La subvention versée par votre ministère se monte à 16,8 millions d’euros, en augmentation de 2,2 % par rapport à 2004. Cependant, le nombre des nominations et promotions dans l’ordre de la Légion d’honneur et l’ordre national du Mérite décroît, volontairement pour ne pas dénaturer le mérite de ces distinctions. Cette année, 13 026 citoyens français, hommes et femmes, civils et militaires seront récipiendaires.

Mais je regrette, à l’instar de notre excellent rapporteur spécial, que le nombre de femmes récompensées, qui était passé de 7 % en 1985 à près de 30 % des bénéficiaires grâce à la volonté du Président de la République, s’amenuise depuis deux ans : 18 % par exemple lors de la promotion du 1er janvier 2004. Il n’est pas acceptable, monsieur le ministre, dans ce domaine comme dans d’autres, que les femmes soient moins bien traitées.
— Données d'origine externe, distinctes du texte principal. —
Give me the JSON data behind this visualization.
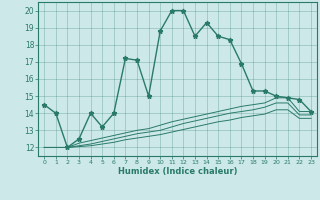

Nous attendons que vous réagissiez fermement à ce déséquilibre.

Je souhaiterais, par ailleurs, monsieur le ministre, vous interroger sur l’opportunité du maintien des émoluments aux décorés à titre militaire de la Légion d’honneur et des médailles militaires. Pour mémoire, un chevalier reçoit, à ce titre, six euros par an : une somme ridiculement faible, mais qui correspond à une dépense annuelle, pour la grande chancellerie, de plus d’un million d’euros et génère d’autres frais importants de gestion administrative. Ne serait-il pas plus sage de décider que tout ou partie de cette somme pourrait être destiné à un fonds de solidarité, géré par la grande chancellerie ou par la société d’entraide des membres de la Légion d’honneur afin de venir en aide aux plus démunis ?
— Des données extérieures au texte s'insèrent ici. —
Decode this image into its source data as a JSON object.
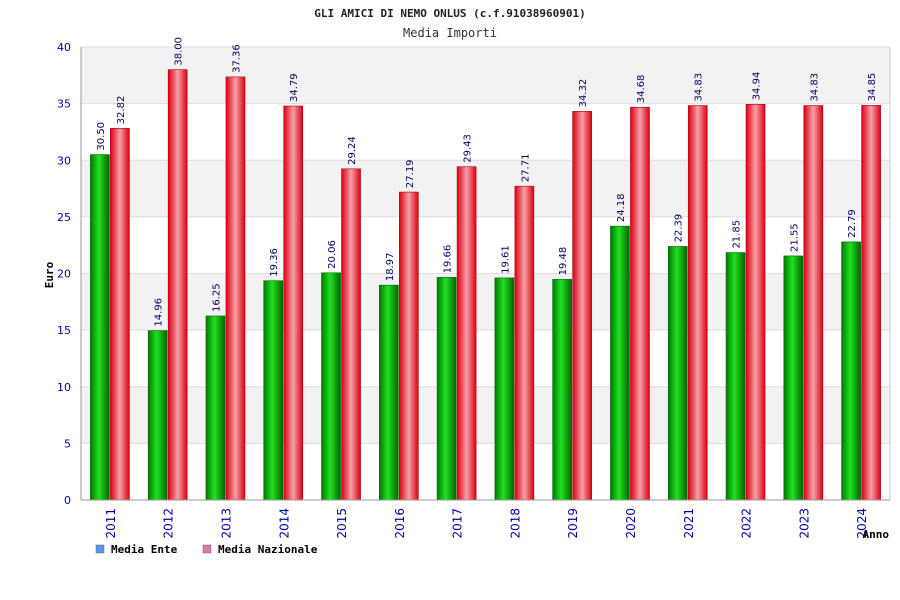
{
  "chart_data": {
    "type": "bar",
    "title": "GLI AMICI DI NEMO ONLUS (c.f.91038960901)",
    "subtitle": "Media Importi",
    "xlabel": "Anno",
    "ylabel": "Euro",
    "ylim": [
      0,
      40
    ],
    "yticks": [
      0,
      5,
      10,
      15,
      20,
      25,
      30,
      35,
      40
    ],
    "grid": true,
    "legend_position": "bottom-left",
    "categories": [
      "2011",
      "2012",
      "2013",
      "2014",
      "2015",
      "2016",
      "2017",
      "2018",
      "2019",
      "2020",
      "2021",
      "2022",
      "2023",
      "2024"
    ],
    "series": [
      {
        "name": "Media Ente",
        "color": "#00bb00",
        "legend_color": "#5599ee",
        "values": [
          30.5,
          14.96,
          16.25,
          19.36,
          20.06,
          18.97,
          19.66,
          19.61,
          19.48,
          24.18,
          22.39,
          21.85,
          21.55,
          22.79
        ],
        "labels": [
          "30.50",
          "14.96",
          "16.25",
          "19.36",
          "20.06",
          "18.97",
          "19.66",
          "19.61",
          "19.48",
          "24.18",
          "22.39",
          "21.85",
          "21.55",
          "22.79"
        ]
      },
      {
        "name": "Media Nazionale",
        "color": "#ee1122",
        "legend_color": "#dd77aa",
        "values": [
          32.82,
          38.0,
          37.36,
          34.79,
          29.24,
          27.19,
          29.43,
          27.71,
          34.32,
          34.68,
          34.83,
          34.94,
          34.83,
          34.85
        ],
        "labels": [
          "32.82",
          "38.00",
          "37.36",
          "34.79",
          "29.24",
          "27.19",
          "29.43",
          "27.71",
          "34.32",
          "34.68",
          "34.83",
          "34.94",
          "34.83",
          "34.85"
        ]
      }
    ]
  }
}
Je crois également en l’impérieuse nécessité de l’informatisation de la grande chancellerie. Il est, en effet, très regrettable que, faute de fichiers informatisés, il soit quasiment impossible d’établir des listes fiables des décorés de la Légion d’honneur, notamment à l’étranger. Les Archives nationales ont mis en place un remarquable fonds « Léonore » qui répertorie tous les médaillés militaires et légionnaires, mais uniquement ceux qui sont décédés avant 1954. Il semble indispensable de l’actualiser au plus vite !

En tant qu’élue des Français de l’étranger, je souhaite mettre l’accent tout particulièrement sur l’universalité de la Légion d’honneur, car elle a permis, par le truchement des ambassadeurs et du ministère des affaires étrangères, de récompenser enfin la « France du dehors » composée de nos ressortissants vivant à l’étranger et de nos amis francophiles et francophones.

Depuis la fin de la Seconde Guerre mondiale, la Légion d’honneur et le Mérite national sont en effet attribués plus largement à ceux dont les activités participent au rayonnement économique, culturel, scientifique et humanitaire de la France. Je tiens ici à rendre hommage à l’engagement de nos ambassadeurs, sans lesquels nos compatriotes ne pourraient prétendre au bénéfice de ces distinctions honorifiques.

Parce qu’elle jouit d’un respect universel, la Légion d’honneur est un formidable outil pour notre diplomatie et pour le rayonnement de la France. Mais, s’agissant des bénéficiaires étrangers, je me demande si les hommes ne sont pas, là encore, nettement plus nombreux que les femmes. Peut-être avez-vous, monsieur le ministre, des indications à nous donner à ce sujet.

Avant de conclure, je ne manquerai pas de rendre un vibrant hommage à l’ordre de la Libération, dont la subvention s’élève à 685 400 euros, en hausse de 1,19 % par rapport à 2004, ce qui lui permettra d’apporter des secours aux compagnons et à leurs familles. C’est l’occasion de saluer nos 105 compagnons de la Libération, les Français libres et nos 4 800 médaillés de la Résistance. Leur souvenir sera perpétué, le moment venu, par le Conseil national des communes « Compagnon de la Libération », pérennisant l’ordre par la création d’un établissement public administratif.

Je ne vous surprendrai donc pas, monsieur le ministre, en votant les budgets des ordres de la Légion d’honneur et de la Libération pour 2005, dans l’espoir du maintien à l’avenir de ces deux ordres dans l’intérêt et pour le rayonnement de notre pays. (Applaudissements sur les travées de l’UMP et de l’Union centriste.)